Of the five banks contacted for this story, only BECU answered questions about medical-marijuana accounts. Banner Bank, which dispensaries once saw as welcoming, did not respond to repeated inquiries.
BECU spokesman Todd Pietzsch said those accounts often involve large cash deposits, which require heightened scrutiny and reporting under federal banking and money-laundering laws.
“We took a look and found there’s a lot of unknown risk and uncertainty in this business,” he said. “At this point in time, it’s probably not in the best interests of our membership” to bank with medical-marijuana businesses.
Money-laundering violation?
Federal bank regulations do not specifically prohibit doing business with the medical-marijuana industry, and Attorney General Eric Holder told Congress in December that the Justice Department would not make it a priority to go after bankers who did.
But in June, Holder deputy James Cole issued a memo warning that “those who engage in transactions involving the proceeds” of marijuana sales “may be in violation of federal money-laundering statutes and other financial laws.”
The U.S. Attorney’s Office in Seattle has not contacted banks regarding medical-marijuana accounts, said Emily Langlie, spokeswoman for Seattle-based U.S. Attorney Jenny Durkan.
The Cole memo sent a chill through the banking industry, said Sam Kamin, a University of Denver law professor who has written about marijuana regulation. “It’s a great threat because it allows the federal government to do what it wants without using scarce resources.”

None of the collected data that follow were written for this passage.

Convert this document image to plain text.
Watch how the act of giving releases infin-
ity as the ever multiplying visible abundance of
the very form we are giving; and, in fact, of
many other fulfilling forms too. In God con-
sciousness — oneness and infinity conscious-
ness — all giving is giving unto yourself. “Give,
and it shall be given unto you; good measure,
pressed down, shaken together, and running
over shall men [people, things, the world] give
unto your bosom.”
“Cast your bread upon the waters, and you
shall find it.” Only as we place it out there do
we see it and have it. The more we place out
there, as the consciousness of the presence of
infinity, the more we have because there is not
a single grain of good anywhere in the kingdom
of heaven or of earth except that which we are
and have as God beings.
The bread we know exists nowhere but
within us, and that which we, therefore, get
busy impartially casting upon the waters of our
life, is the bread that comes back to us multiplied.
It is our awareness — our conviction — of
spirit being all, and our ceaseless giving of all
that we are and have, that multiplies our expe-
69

Months after the Cole memo, Colorado Springs State Bank, which marketed itself to Colorado’s huge medical-marijuana industry, closed an estimated 300 accounts.
Lance Ott, executive director of Guardian Data Systems, a Vancouver-based financial consulting firm, said he knows of no financial institution in Washington that openly banks the industry. Most of the major credit-card processors, as well as PayPal, also refuse medical-marijuana accounts.

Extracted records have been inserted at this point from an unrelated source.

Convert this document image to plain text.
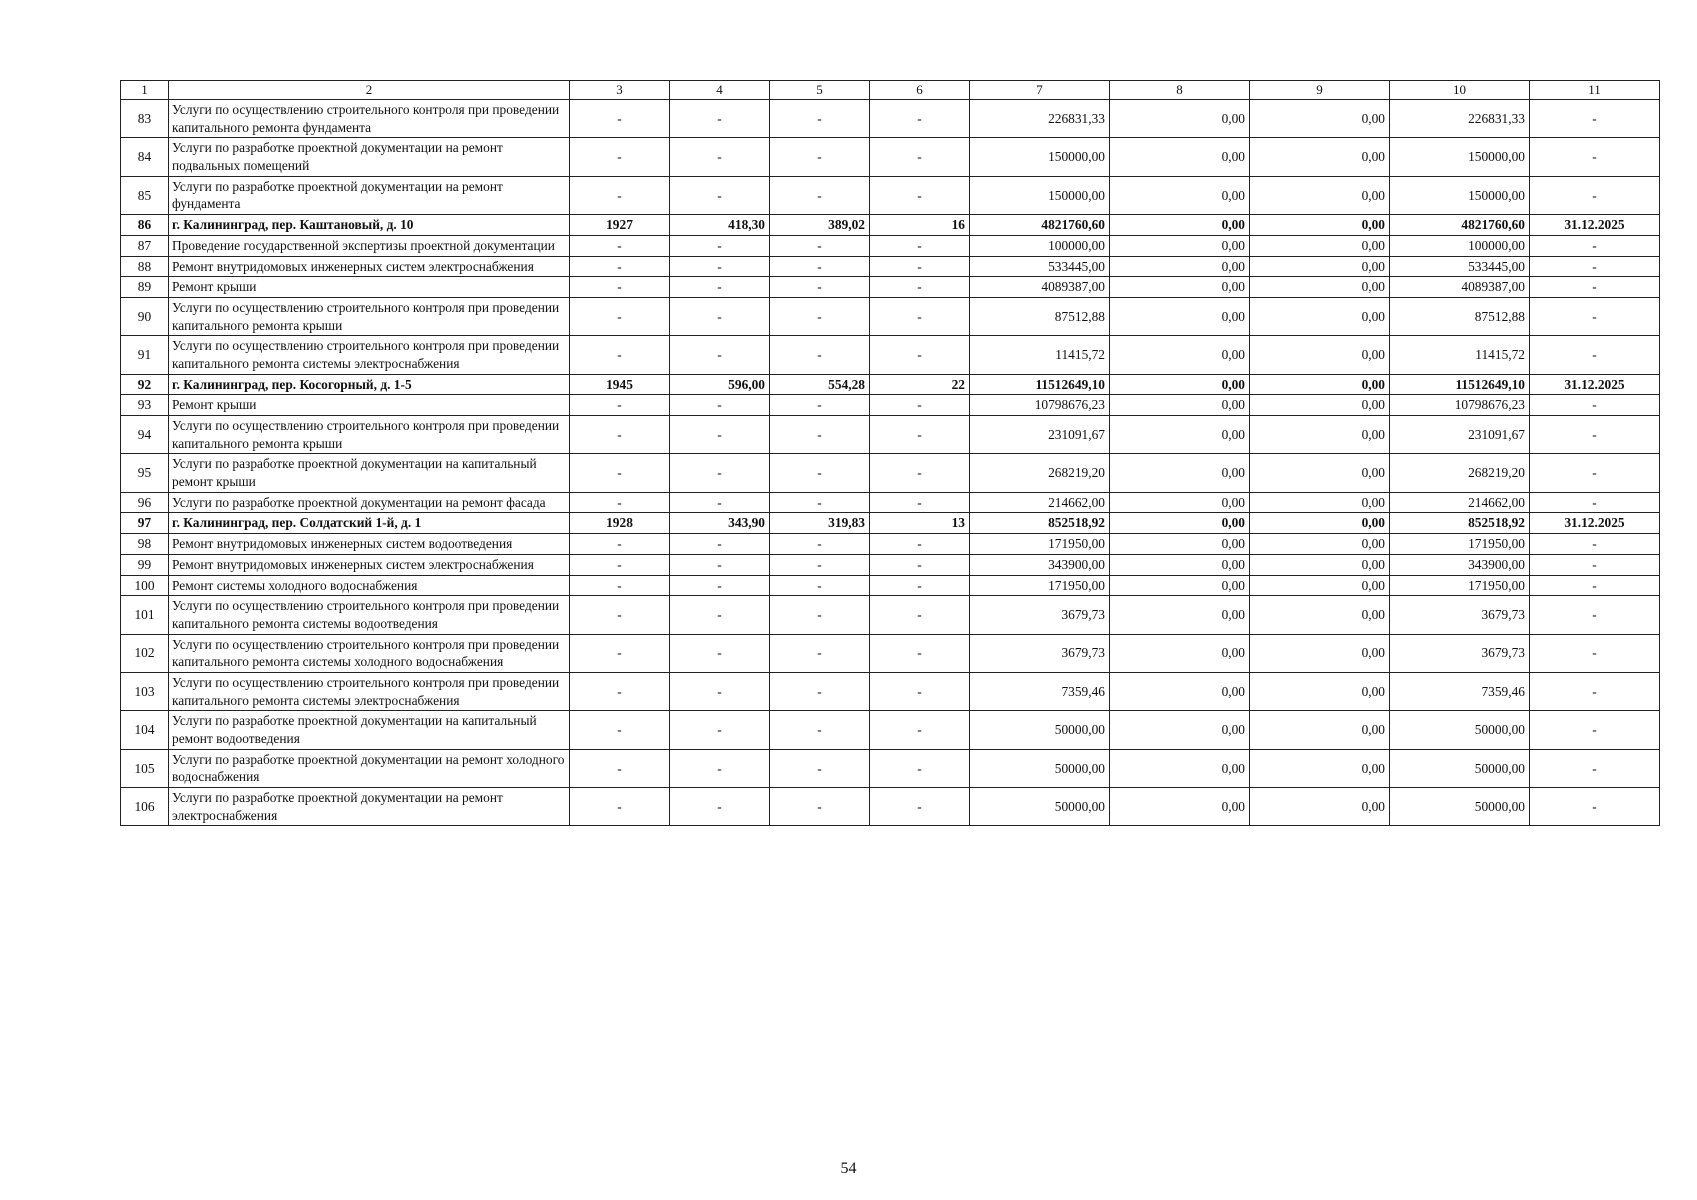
1	2	3	4	5	6	7	8	9	10	11
83	Услуги по осуществлению строительного контроля при проведении капитального ремонта фундамента	-	-	-	-	226831,33	0,00	0,00	226831,33	-
84	Услуги по разработке проектной документации на ремонт подвальных помещений	-	-	-	-	150000,00	0,00	0,00	150000,00	-
85	Услуги по разработке проектной документации на ремонт фундамента	-	-	-	-	150000,00	0,00	0,00	150000,00	-
86	г. Калининград, пер. Каштановый, д. 10	1927	418,30	389,02	16	4821760,60	0,00	0,00	4821760,60	31.12.2025
87	Проведение государственной экспертизы проектной документации	-	-	-	-	100000,00	0,00	0,00	100000,00	-
88	Ремонт внутридомовых инженерных систем электроснабжения	-	-	-	-	533445,00	0,00	0,00	533445,00	-
89	Ремонт крыши	-	-	-	-	4089387,00	0,00	0,00	4089387,00	-
90	Услуги по осуществлению строительного контроля при проведении капитального ремонта крыши	-	-	-	-	87512,88	0,00	0,00	87512,88	-
91	Услуги по осуществлению строительного контроля при проведении капитального ремонта системы электроснабжения	-	-	-	-	11415,72	0,00	0,00	11415,72	-
92	г. Калининград, пер. Косогорный, д. 1-5	1945	596,00	554,28	22	11512649,10	0,00	0,00	11512649,10	31.12.2025
93	Ремонт крыши	-	-	-	-	10798676,23	0,00	0,00	10798676,23	-
94	Услуги по осуществлению строительного контроля при проведении капитального ремонта крыши	-	-	-	-	231091,67	0,00	0,00	231091,67	-
95	Услуги по разработке проектной документации на капитальный ремонт крыши	-	-	-	-	268219,20	0,00	0,00	268219,20	-
96	Услуги по разработке проектной документации на ремонт фасада	-	-	-	-	214662,00	0,00	0,00	214662,00	-
97	г. Калининград, пер. Солдатский 1-й, д. 1	1928	343,90	319,83	13	852518,92	0,00	0,00	852518,92	31.12.2025
98	Ремонт внутридомовых инженерных систем водоотведения	-	-	-	-	171950,00	0,00	0,00	171950,00	-
99	Ремонт внутридомовых инженерных систем электроснабжения	-	-	-	-	343900,00	0,00	0,00	343900,00	-
100	Ремонт системы холодного водоснабжения	-	-	-	-	171950,00	0,00	0,00	171950,00	-
101	Услуги по осуществлению строительного контроля при проведении капитального ремонта системы водоотведения	-	-	-	-	3679,73	0,00	0,00	3679,73	-
102	Услуги по осуществлению строительного контроля при проведении капитального ремонта системы холодного водоснабжения	-	-	-	-	3679,73	0,00	0,00	3679,73	-
103	Услуги по осуществлению строительного контроля при проведении капитального ремонта системы электроснабжения	-	-	-	-	7359,46	0,00	0,00	7359,46	-
104	Услуги по разработке проектной документации на капитальный ремонт водоотведения	-	-	-	-	50000,00	0,00	0,00	50000,00	-
105	Услуги по разработке проектной документации на ремонт холодного водоснабжения	-	-	-	-	50000,00	0,00	0,00	50000,00	-
106	Услуги по разработке проектной документации на ремонт электроснабжения	-	-	-	-	50000,00	0,00	0,00	50000,00	-
54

“That doesn’t mean there aren’t people who don’t have a friend willing to work with them. A lot of it is behind the scenes,” said Ott. “The banks need to show liquidity on the balance sheets.”
Doing taxes with
“room full of attorneys”
Squeezed between federal regulators, reluctant banks and an ambitious industry, some medical-marijuana operators have looked into forming their own bank. Chrysler, of Conscious Care Cooperative, said he and business partner Trek Hollnagel investigated starting a credit union last year, but opted not to.

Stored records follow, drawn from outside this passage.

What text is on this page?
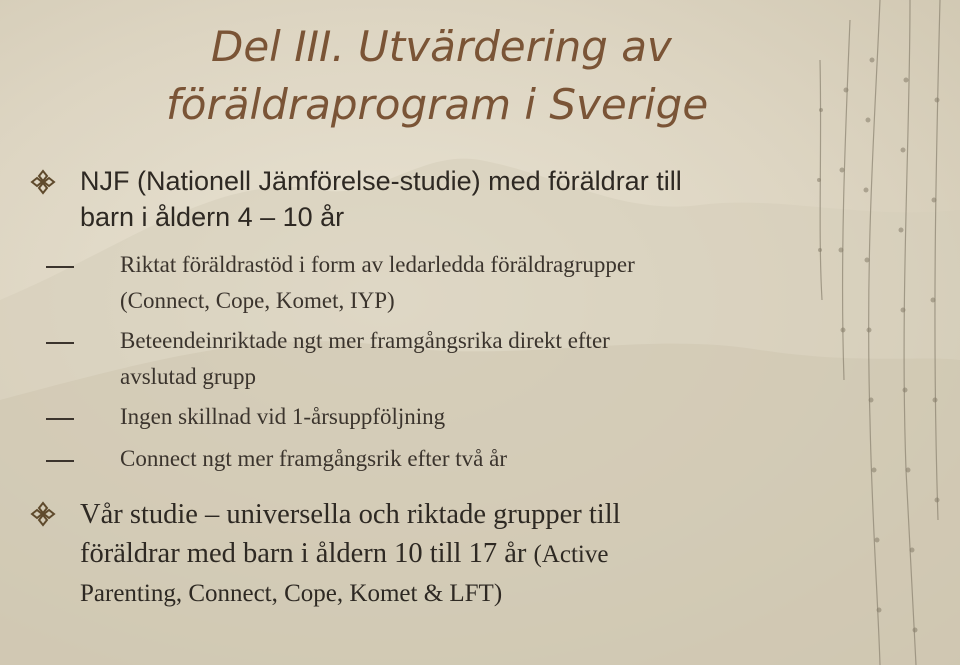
Del III. Utvärdering av
föräldraprogram i Sverige
NJF (Nationell Jämförelse-studie) med föräldrar till
barn i åldern 4 – 10 år
Riktat föräldrastöd i form av ledarledda föräldragrupper
(Connect, Cope, Komet, IYP)
Beteendeinriktade ngt mer framgångsrika direkt efter
avslutad grupp
Ingen skillnad vid 1-årsuppföljning
Connect ngt mer framgångsrik efter två år
Vår studie – universella och riktade grupper till
föräldrar med barn i åldern 10 till 17 år (Active
Parenting, Connect, Cope, Komet & LFT)
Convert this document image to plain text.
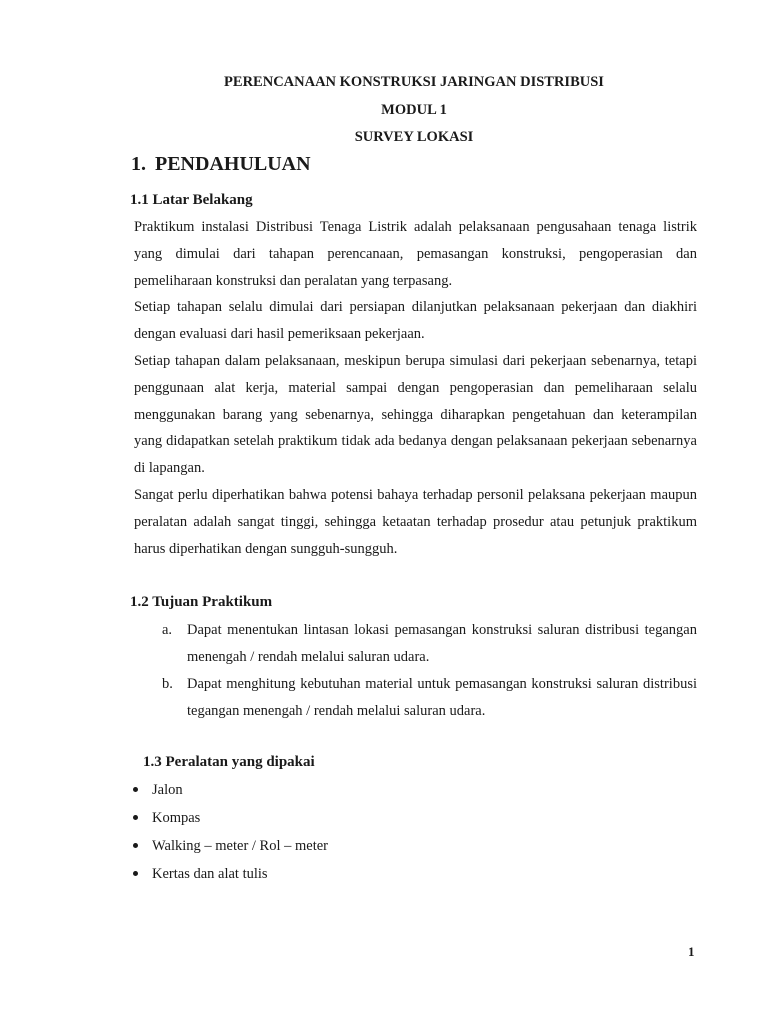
PERENCANAAN KONSTRUKSI JARINGAN DISTRIBUSI

MODUL 1

SURVEY LOKASI

1. PENDAHULUAN
1.1 Latar Belakang

Praktikum instalasi Distribusi Tenaga Listrik adalah pelaksanaan pengusahaan tenaga listrik yang dimulai dari tahapan perencanaan, pemasangan konstruksi, pengoperasian dan pemeliharaan konstruksi dan peralatan yang terpasang.

Setiap tahapan selalu dimulai dari persiapan dilanjutkan pelaksanaan pekerjaan dan diakhiri dengan evaluasi dari hasil pemeriksaan pekerjaan.

Setiap tahapan dalam pelaksanaan, meskipun berupa simulasi dari pekerjaan sebenarnya, tetapi penggunaan alat kerja, material sampai dengan pengoperasian dan pemeliharaan selalu menggunakan barang yang sebenarnya, sehingga diharapkan pengetahuan dan keterampilan yang didapatkan setelah praktikum tidak ada bedanya dengan pelaksanaan pekerjaan sebenarnya di lapangan.

Sangat perlu diperhatikan bahwa potensi bahaya terhadap personil pelaksana pekerjaan maupun peralatan adalah sangat tinggi, sehingga ketaatan terhadap prosedur atau petunjuk praktikum harus diperhatikan dengan sungguh-sungguh.

1.2 Tujuan Praktikum
a. Dapat menentukan lintasan lokasi pemasangan konstruksi saluran distribusi tegangan menengah / rendah melalui saluran udara.
b. Dapat menghitung kebutuhan material untuk pemasangan konstruksi saluran distribusi tegangan menengah / rendah melalui saluran udara.
1.3 Peralatan yang dipakai
Jalon
Kompas
Walking – meter / Rol – meter
Kertas dan alat tulis

1
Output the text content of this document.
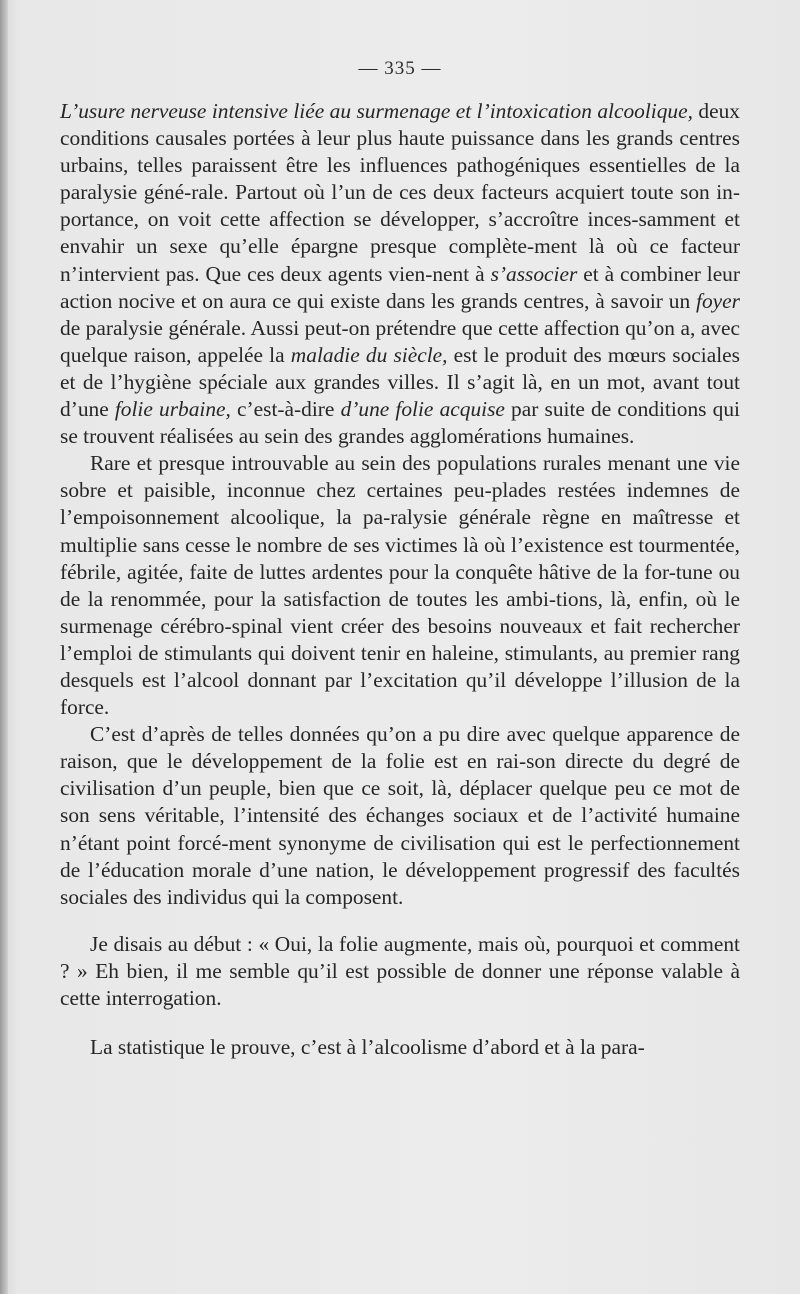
— 335 —

L’usure nerveuse intensive liée au surmenage et l’intoxication alcoolique, deux conditions causales portées à leur plus haute puissance dans les grands centres urbains, telles paraissent être les influences pathogéniques essentielles de la paralysie géné-rale. Partout où l’un de ces deux facteurs acquiert toute son in-portance, on voit cette affection se développer, s’accroître inces-samment et envahir un sexe qu’elle épargne presque complète-ment là où ce facteur n’intervient pas. Que ces deux agents vien-nent à s’associer et à combiner leur action nocive et on aura ce qui existe dans les grands centres, à savoir un foyer de paralysie générale. Aussi peut-on prétendre que cette affection qu’on a, avec quelque raison, appelée la maladie du siècle, est le produit des mœurs sociales et de l’hygiène spéciale aux grandes villes. Il s’agit là, en un mot, avant tout d’une folie urbaine, c’est-à-dire d’une folie acquise par suite de conditions qui se trouvent réalisées au sein des grandes agglomérations humaines.

Rare et presque introuvable au sein des populations rurales menant une vie sobre et paisible, inconnue chez certaines peu-plades restées indemnes de l’empoisonnement alcoolique, la pa-ralysie générale règne en maîtresse et multiplie sans cesse le nombre de ses victimes là où l’existence est tourmentée, fébrile, agitée, faite de luttes ardentes pour la conquête hâtive de la for-tune ou de la renommée, pour la satisfaction de toutes les ambi-tions, là, enfin, où le surmenage cérébro-spinal vient créer des besoins nouveaux et fait rechercher l’emploi de stimulants qui doivent tenir en haleine, stimulants, au premier rang desquels est l’alcool donnant par l’excitation qu’il développe l’illusion de la force.

C’est d’après de telles données qu’on a pu dire avec quelque apparence de raison, que le développement de la folie est en rai-son directe du degré de civilisation d’un peuple, bien que ce soit, là, déplacer quelque peu ce mot de son sens véritable, l’intensité des échanges sociaux et de l’activité humaine n’étant point forcé-ment synonyme de civilisation qui est le perfectionnement de l’éducation morale d’une nation, le développement progressif des facultés sociales des individus qui la composent.

Je disais au début : « Oui, la folie augmente, mais où, pourquoi et comment ? » Eh bien, il me semble qu’il est possible de donner une réponse valable à cette interrogation.

La statistique le prouve, c’est à l’alcoolisme d’abord et à la para-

Colorado lawmakers this year debated launching a credit union as well, but the plan died, in part out of fear of a federal backlash.
In Congress, several lawmakers, including Rep. Barney Frank, D-Mass., introduced bills to ease banking access and to amend an IRS provision that restricts business deductions for medical-marijuana operations.
A campaign to change the tax law, run in part out of Seattle, started when an Oakland, Calif., dispensary, Harborside Health Services, was hit with a $2.5 million bill in October for back taxes. That bill hinged on an interpretation of IRS section 280e, which prohibits business deductions for drug traffickers.
The Harborside audit has reverberated through the industry. The director of one Seattle dispensary, speaking anonymously for fear of drawing federal attention, said he prepared his 2012 taxes with “a room full of attorneys.”
“They’re really making it very difficult to try to do business,” said Oscar Velasco-Schmitz, an ex-Microsoft software engineer who runs medical-marijuana Dockside Cooperative in Fremont. “It’s trying to run a business with a handicap, a government-imposed handicap. These are growing pains.”
He, like Chrysler, declined to name their current bank. After going through five bank accounts, Chrysler said, “Best not to say.”